Machine learning techniques are increasingly used in weather forecasting, to either improve results from numerical weather prediction (NWP) models or emulate some aspects of the forward integration part of NWP models using a purely data-driven approach. So far most of the techniques presented have focused on producing deterministic forecasts, as many standard machine learning techniques lack the ability to express uncertainty.  

Whilst methods that attempt to fully emulate NWP models are both very complex and computationally expensive, in this talk I will show how much simpler and computationally cheaper techniques can be used to create a probabilistic forecast from a single global high-resolution forecast by post-processing. Specifically, I will focus on the relatively novel technique of a Bayesian Neural Network and show how it can predict the distribution of the forecast error relative to its own analysis. By adding these error distributions to the original forecast, we can create a probabilistic forecast. Time permitting, I will discuss how more advanced techniques can be applied to take these distributions and generate spatially consistent ensemble members. 

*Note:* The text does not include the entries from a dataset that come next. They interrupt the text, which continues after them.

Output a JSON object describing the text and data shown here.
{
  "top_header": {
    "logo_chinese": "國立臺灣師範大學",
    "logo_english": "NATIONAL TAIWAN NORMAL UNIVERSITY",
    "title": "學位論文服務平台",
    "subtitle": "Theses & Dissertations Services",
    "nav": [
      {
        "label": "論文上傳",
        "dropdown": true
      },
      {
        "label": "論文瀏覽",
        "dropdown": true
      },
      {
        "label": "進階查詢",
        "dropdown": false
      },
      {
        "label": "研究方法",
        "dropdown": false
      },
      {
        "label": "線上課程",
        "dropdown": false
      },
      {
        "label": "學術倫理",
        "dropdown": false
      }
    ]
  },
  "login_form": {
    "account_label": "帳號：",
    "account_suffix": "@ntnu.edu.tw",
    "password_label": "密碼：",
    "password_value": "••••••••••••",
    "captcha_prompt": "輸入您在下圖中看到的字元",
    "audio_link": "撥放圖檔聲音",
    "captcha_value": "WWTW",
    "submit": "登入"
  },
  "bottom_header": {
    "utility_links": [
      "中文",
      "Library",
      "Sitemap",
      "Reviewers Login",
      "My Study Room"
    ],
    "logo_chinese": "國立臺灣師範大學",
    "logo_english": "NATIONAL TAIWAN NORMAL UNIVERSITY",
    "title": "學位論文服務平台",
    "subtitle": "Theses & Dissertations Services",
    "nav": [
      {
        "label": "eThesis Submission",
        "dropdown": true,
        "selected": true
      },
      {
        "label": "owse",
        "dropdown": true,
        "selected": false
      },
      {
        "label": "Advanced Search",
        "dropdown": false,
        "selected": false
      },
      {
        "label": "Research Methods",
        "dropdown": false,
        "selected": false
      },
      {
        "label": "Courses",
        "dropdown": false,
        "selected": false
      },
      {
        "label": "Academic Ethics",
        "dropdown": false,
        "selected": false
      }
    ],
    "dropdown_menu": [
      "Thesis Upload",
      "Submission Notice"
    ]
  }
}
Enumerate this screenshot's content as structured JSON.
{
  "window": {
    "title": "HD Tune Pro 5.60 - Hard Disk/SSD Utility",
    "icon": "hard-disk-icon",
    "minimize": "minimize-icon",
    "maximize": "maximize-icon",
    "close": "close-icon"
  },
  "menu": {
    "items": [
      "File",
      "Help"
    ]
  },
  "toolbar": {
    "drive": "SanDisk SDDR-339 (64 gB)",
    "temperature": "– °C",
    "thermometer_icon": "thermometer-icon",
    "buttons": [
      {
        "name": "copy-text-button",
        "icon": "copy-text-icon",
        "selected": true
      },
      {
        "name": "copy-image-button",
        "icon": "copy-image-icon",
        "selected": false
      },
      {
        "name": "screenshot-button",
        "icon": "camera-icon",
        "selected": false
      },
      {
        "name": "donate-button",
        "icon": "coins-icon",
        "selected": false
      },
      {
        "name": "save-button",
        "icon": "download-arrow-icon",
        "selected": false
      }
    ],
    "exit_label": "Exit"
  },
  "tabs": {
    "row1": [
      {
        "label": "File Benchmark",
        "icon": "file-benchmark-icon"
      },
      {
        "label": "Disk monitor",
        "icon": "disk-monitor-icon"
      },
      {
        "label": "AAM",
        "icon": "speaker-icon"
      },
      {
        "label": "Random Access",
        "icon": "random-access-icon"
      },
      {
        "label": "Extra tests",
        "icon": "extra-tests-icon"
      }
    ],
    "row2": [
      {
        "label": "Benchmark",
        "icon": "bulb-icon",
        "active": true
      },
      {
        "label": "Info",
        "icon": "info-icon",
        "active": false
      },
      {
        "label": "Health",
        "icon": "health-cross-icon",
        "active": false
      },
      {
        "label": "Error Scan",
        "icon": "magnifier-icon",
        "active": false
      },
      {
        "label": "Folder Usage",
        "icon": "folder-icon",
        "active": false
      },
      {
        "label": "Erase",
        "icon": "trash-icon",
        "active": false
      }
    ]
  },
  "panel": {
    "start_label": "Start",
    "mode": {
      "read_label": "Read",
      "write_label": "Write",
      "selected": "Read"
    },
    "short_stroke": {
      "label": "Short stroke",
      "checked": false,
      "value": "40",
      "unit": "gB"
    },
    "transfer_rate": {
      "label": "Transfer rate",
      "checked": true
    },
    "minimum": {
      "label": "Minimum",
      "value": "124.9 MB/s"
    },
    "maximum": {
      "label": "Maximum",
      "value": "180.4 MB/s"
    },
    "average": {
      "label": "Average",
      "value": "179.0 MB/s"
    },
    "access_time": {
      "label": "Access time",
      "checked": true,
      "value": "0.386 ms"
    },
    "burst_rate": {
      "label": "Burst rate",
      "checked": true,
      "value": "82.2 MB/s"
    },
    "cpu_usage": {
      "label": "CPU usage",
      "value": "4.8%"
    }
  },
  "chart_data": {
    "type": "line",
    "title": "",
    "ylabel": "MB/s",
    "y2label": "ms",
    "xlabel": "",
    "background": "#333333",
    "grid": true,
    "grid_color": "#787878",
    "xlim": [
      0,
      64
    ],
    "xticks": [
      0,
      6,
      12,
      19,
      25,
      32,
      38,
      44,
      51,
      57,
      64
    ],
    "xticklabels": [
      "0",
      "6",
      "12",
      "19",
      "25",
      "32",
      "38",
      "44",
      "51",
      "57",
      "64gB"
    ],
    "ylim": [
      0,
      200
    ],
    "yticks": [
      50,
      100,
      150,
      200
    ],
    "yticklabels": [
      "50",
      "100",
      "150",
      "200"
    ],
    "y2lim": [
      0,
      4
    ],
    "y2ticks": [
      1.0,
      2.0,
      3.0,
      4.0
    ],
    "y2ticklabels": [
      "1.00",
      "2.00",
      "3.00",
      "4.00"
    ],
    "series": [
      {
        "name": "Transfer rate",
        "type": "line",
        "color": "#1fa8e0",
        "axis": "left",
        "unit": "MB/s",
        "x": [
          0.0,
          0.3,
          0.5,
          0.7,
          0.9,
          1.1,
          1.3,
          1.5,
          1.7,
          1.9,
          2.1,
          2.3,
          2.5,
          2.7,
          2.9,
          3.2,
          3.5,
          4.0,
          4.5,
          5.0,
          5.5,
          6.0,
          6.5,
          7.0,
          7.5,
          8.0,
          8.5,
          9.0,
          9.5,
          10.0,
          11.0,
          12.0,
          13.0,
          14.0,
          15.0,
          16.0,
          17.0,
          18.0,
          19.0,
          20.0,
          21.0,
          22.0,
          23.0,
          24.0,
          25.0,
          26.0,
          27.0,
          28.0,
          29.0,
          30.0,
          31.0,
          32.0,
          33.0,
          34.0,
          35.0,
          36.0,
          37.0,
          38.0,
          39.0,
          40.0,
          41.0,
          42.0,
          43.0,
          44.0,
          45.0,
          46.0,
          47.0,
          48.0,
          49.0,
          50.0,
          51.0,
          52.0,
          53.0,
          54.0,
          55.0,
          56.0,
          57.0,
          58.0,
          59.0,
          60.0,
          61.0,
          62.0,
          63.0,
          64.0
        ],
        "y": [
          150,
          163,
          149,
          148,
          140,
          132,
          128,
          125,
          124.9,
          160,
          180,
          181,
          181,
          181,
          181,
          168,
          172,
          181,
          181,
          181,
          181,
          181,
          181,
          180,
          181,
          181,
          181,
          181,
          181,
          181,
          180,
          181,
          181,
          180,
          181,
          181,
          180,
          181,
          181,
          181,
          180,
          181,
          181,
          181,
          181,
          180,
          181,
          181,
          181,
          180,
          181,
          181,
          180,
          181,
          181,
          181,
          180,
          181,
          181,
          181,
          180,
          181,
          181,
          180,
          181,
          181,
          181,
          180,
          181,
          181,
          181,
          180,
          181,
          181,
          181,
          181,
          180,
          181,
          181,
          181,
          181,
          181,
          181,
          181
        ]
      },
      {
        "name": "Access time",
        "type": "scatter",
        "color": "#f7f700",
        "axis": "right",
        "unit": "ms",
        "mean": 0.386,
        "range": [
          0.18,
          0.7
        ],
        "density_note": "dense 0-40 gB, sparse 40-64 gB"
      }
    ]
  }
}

This methodology is particularly useful for NWP models at very high resolutions where running an ensemble is too computationally expensive and for machine learning approaches where no uncertainty information is available. In this talk, I will show how this methodology can be successfully applied to both ECMWF’s high-resolution forecast and a purely data-driven weather forecast model being run at ECMWF, for both the surface variable of 2m temperature and the atmospheric variable of Z500. These probabilistic forecasts have been verified using standard metrics and, in the case of the high-resolution numerical forecast, have as good as or better CRPS scores than the ECMWF ensemble forecast for the lead times tested. Moreover, these probabilistic forecasts are reliable with spread-skill ratios close to one. Hence, this novel machine learning post-processing technique has the potential to produce probabilistic forecasts that are valuable and useful to forecasters.